Am Ende eine zweite Haut, Rückzugsort, Nestwärme, unsere neuen alten Leben in neuen alten Räumen."
(Die Bauherrin)
Die Villa SU, gelegen auf dem angenehm kühlen Seiser Hochplateau, wurde 1906 als Sommerresidenz gedacht und gebaut. Auf Wunsch des damaligen Familienoberhaupts sollte die verstreute Familie dort für einige Monate im Jahr zusammen sein. Nach mehr als hundert Jahren entstand im Dachgeschoß des Hauses Bedarf und Wunsch nach Veränderung. Die vierköpfige Besitzerfamilie wollte den vom Großvater formulierten Wunsch für sich neu beleben.
Die Architekten entwarfen ein harmonisch fließendes Gefüge, das Raum für Öffentlichkeit im Sinne von Familiengemeinschaft, aber auch für Privatheit der einzelnen Familienmitglieder anbietet.
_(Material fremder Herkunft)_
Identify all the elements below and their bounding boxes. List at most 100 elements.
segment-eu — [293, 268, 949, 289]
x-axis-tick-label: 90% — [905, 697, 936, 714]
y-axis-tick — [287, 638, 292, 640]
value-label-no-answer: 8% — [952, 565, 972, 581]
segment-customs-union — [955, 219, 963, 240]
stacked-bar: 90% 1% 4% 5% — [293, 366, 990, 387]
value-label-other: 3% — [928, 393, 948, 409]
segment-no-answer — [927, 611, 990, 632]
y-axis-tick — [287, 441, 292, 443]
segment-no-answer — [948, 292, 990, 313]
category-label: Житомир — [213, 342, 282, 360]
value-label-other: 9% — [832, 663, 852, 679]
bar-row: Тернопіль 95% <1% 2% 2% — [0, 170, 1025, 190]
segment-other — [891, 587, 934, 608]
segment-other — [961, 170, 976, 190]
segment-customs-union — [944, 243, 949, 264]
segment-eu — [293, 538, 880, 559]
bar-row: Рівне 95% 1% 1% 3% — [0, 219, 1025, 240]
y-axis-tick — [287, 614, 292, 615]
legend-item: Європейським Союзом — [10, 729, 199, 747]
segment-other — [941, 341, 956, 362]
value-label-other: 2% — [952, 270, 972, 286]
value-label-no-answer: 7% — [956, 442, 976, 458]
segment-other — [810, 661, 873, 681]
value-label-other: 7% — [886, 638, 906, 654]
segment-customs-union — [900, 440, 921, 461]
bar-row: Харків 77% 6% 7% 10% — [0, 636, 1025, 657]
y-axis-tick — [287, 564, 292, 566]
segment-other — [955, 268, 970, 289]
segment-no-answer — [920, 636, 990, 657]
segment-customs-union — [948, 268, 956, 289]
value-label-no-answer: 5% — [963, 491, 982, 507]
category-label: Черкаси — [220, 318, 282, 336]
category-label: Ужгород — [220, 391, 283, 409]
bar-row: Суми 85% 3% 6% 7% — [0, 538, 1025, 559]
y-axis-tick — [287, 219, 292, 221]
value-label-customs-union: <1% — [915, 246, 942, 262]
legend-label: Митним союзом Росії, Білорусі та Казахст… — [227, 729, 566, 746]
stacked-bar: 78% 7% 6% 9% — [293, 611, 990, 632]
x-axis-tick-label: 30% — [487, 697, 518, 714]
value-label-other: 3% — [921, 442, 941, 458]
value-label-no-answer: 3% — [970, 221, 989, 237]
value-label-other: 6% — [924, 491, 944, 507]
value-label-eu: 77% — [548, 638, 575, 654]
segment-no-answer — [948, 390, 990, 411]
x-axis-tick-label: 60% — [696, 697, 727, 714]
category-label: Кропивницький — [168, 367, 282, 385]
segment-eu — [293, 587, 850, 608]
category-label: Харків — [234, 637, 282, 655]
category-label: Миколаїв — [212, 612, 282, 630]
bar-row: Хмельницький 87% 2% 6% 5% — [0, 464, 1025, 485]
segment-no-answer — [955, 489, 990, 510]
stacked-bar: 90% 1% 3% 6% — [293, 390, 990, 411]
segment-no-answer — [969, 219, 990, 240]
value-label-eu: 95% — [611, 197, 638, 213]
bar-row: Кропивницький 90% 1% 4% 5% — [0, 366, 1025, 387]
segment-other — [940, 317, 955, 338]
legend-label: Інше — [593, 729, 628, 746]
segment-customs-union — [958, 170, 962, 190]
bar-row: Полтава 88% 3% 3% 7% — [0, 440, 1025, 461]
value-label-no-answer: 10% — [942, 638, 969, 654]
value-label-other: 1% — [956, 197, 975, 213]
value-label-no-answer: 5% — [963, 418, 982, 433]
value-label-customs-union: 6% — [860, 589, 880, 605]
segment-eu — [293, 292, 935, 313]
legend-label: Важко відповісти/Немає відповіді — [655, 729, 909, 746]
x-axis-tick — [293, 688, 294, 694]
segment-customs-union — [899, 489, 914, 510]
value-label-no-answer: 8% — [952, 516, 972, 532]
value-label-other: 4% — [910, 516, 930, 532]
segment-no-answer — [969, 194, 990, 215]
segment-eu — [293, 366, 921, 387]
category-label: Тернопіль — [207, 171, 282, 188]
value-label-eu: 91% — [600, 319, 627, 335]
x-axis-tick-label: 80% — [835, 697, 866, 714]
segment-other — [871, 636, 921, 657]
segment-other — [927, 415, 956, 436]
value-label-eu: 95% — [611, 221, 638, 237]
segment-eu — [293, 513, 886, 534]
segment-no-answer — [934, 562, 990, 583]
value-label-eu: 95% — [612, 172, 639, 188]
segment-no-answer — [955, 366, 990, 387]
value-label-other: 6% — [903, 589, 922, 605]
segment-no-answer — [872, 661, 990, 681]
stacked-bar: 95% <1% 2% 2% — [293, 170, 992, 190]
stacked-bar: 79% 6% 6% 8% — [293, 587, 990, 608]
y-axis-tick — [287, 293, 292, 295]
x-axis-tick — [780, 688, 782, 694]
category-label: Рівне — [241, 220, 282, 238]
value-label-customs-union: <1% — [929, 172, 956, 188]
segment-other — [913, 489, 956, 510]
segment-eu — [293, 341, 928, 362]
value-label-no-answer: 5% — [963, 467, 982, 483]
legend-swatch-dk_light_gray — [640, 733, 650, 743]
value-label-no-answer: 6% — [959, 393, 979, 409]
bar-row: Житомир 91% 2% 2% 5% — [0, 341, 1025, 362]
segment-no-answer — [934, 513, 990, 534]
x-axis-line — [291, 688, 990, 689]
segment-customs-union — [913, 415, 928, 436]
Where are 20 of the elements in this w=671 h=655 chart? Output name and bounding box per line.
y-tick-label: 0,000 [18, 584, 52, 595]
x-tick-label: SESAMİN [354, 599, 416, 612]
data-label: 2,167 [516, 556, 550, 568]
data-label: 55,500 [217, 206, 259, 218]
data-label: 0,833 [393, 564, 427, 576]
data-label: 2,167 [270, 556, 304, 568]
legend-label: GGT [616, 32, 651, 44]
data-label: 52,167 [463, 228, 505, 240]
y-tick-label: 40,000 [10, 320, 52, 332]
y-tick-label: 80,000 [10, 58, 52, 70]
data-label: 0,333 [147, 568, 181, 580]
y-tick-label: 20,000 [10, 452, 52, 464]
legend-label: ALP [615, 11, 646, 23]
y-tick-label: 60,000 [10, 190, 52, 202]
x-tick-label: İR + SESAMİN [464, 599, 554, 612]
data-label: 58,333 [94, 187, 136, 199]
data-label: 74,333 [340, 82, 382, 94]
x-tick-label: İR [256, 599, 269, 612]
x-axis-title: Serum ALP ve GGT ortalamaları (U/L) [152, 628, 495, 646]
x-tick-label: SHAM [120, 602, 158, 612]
Das Grundmotiv dieses Konzeptes war es, – in Anlehnung an die Südtiroler Stubentradition – einen ganzheitlichen Holzraum zu schaffen. Eine edle Schatulle, gefertigt aus heimischen Bäumen. Ausgangspunkt unserer Überlegungen war die Suche nach unserer Haltung zur Frage: "Wie berührt sich Alt und Neu?" Wir fanden sie in einer Mischung aus Augenhöhe und Respekt. "Welcher Baum hat die atmosphärische Präsenz, den Raum für weitere 100 Jahre zum Strahlen zu bringen, zugleich aber die Schlichtheit, um den Raum lediglich zu bekleiden?"
Es war unser Glück, dass in der Nachbarschaft Fichtenbäume erster Güte wachsen, die "Latemar-Fichten". Auf kalkhaltigem Boden in rund 1400 – 2100 Metern Höhe gewachsen, zeichnet sich diese Fichte durch ihren feinjährigen und gleichmäßigen Wuchs aus – ein sehr besonderes Holz. Alle waren sehr glücklich, es gefunden zu haben. Wir schnitten Rifte und Halbrifte aus diesen Bäumen und beließen die Sichtflächen sägerau, ohne jegliche weitere Oberflächenbehandlung. Die Verarbeitung erforderte von uns neue Ansätze für unser handwerkliches Denken und Handeln. An seinem Ort angekommen, haben wir es dort ausgelegt, abgewartet, bis sich es sich akklimatisiert hatte, um dann, Element für Element (wie vor 100 Jahren), den Raum daraus zu bauen. Von Anfang an haben wir alles wortwörtlich mit Handschuhen angefasst, es hat sich leicht und klingend angefühlt und, obwohl sensibel, nie zerbrechlich.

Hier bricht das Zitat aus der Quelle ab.